A press release from San Diego Zoo Global states that two gorillas were coughing last week. Due to the virus's precarious nature, keepers collected fecal samples from the gorillas to test through the California Animal Health and Food Safety Laboratory System. The initial test detected the virus's presence, which was then confirmed this past Monday by the USDA's National Veterinary Services Laboratory. While not all of the gorillas were tested, the press release states that the SARS-CoV-2 virus might be present in troop other members as well.
According to the press release, although staff members have been following all recommended protocols to prevent virus transmission, it is likely that the gorillas became infected from an asymptomatic staff member. According to the AP, the park has been closed since early December as part of California's lockdown efforts. The press release states that non-human primates are susceptible to this particular virus, but this is the first documented instance of natural transmission.
Lisa Peters, the executive director of the Safari Park, stated, "Aside from some congestion and coughing, the gorillas are doing well. The troop remains quarantined together and are eating and drinking. We are hopeful for a full recovery." The AP reports that the gorillas are being treated with vitamins, fluid, and food, but no specific virus treatment.
Science Magazine reports that human respiratory viruses are the leading cause of death in several chimp communities in the wild, causing 20% of deaths in mountain gorillas in Africa. According to Science Magazine, "the ape form of the angiotensin-converting enzyme 2 receptor that the virus uses to enter cells is identical to the human one." The article also states that researchers in the wild are taking steps to protect endangered great apes in Africa and Asia.

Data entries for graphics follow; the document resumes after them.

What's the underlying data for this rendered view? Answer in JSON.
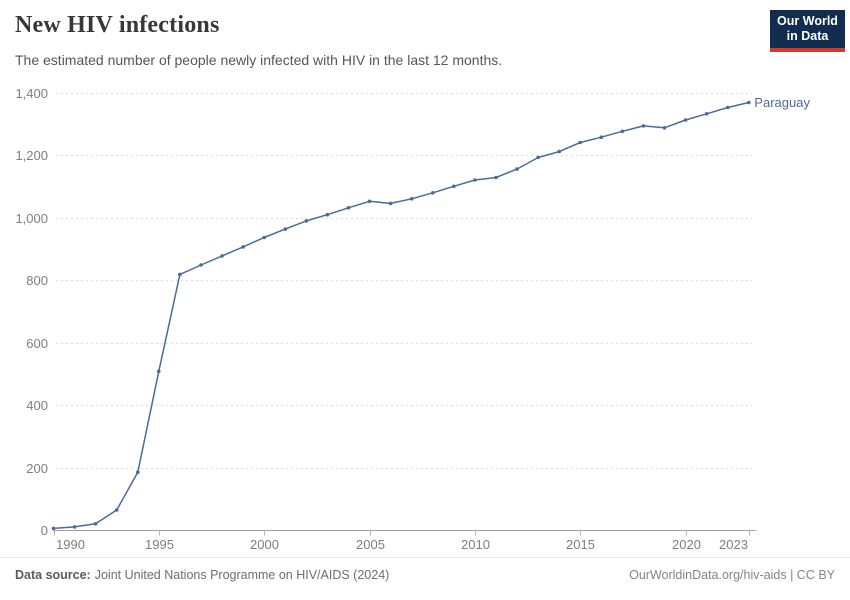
{
  "header": {
    "title": "New HIV infections",
    "subtitle": "The estimated number of people newly infected with HIV in the last 12 months.",
    "logo": {
      "line1": "Our World",
      "line2": "in Data"
    }
  },
  "chart_data": {
    "type": "line",
    "title": "New HIV infections",
    "subtitle": "The estimated number of people newly infected with HIV in the last 12 months.",
    "xlabel": "",
    "ylabel": "",
    "x": [
      1990,
      1991,
      1992,
      1993,
      1994,
      1995,
      1996,
      1997,
      1998,
      1999,
      2000,
      2001,
      2002,
      2003,
      2004,
      2005,
      2006,
      2007,
      2008,
      2009,
      2010,
      2011,
      2012,
      2013,
      2014,
      2015,
      2016,
      2017,
      2018,
      2019,
      2020,
      2021,
      2022,
      2023
    ],
    "series": [
      {
        "name": "Paraguay",
        "color": "#4C6A9C",
        "values": [
          5,
          10,
          20,
          64,
          185,
          508,
          818,
          848,
          877,
          906,
          936,
          963,
          989,
          1009,
          1031,
          1052,
          1045,
          1060,
          1079,
          1100,
          1120,
          1128,
          1155,
          1192,
          1211,
          1240,
          1257,
          1276,
          1293,
          1287,
          1312,
          1332,
          1352,
          1368
        ]
      }
    ],
    "xlim": [
      1990,
      2023
    ],
    "ylim": [
      0,
      1400
    ],
    "grid": "horizontal-dashed",
    "legend_position": "end-of-line-label",
    "yticks": [
      {
        "value": 0,
        "label": "0"
      },
      {
        "value": 200,
        "label": "200"
      },
      {
        "value": 400,
        "label": "400"
      },
      {
        "value": 600,
        "label": "600"
      },
      {
        "value": 800,
        "label": "800"
      },
      {
        "value": 1000,
        "label": "1,000"
      },
      {
        "value": 1200,
        "label": "1,200"
      },
      {
        "value": 1400,
        "label": "1,400"
      }
    ],
    "xticks": [
      {
        "value": 1990,
        "label": "1990"
      },
      {
        "value": 1995,
        "label": "1995"
      },
      {
        "value": 2000,
        "label": "2000"
      },
      {
        "value": 2005,
        "label": "2005"
      },
      {
        "value": 2010,
        "label": "2010"
      },
      {
        "value": 2015,
        "label": "2015"
      },
      {
        "value": 2020,
        "label": "2020"
      },
      {
        "value": 2023,
        "label": "2023"
      }
    ]
  },
  "footer": {
    "datasource_label": "Data source:",
    "datasource_value": "Joint United Nations Programme on HIV/AIDS (2024)",
    "link": "OurWorldinData.org/hiv-aids",
    "separator": " | ",
    "license": "CC BY"
  },
  "colors": {
    "line": "#4C6A9C",
    "grid": "#dddddd",
    "axis": "#a1a1a1",
    "tick_text": "#7e7e7e",
    "logo_bg": "#102d50",
    "logo_red": "#d43a2a"
  }
}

Tony Goldberg, disease ecologist at the University of Wisconsin, stated to Science Magazine, "The fact that gorillas are susceptible to SARS-CoV-2 should come as no surprise. Fortunately, gorillas at zoos have excellent medical care, and most will likely pull through due to the efforts of dedicated veterinarians. That's not the case for gorillas in the wild, though." He continues that because wild apes cannot social distance, it is crucial to keep the virus out of these populations.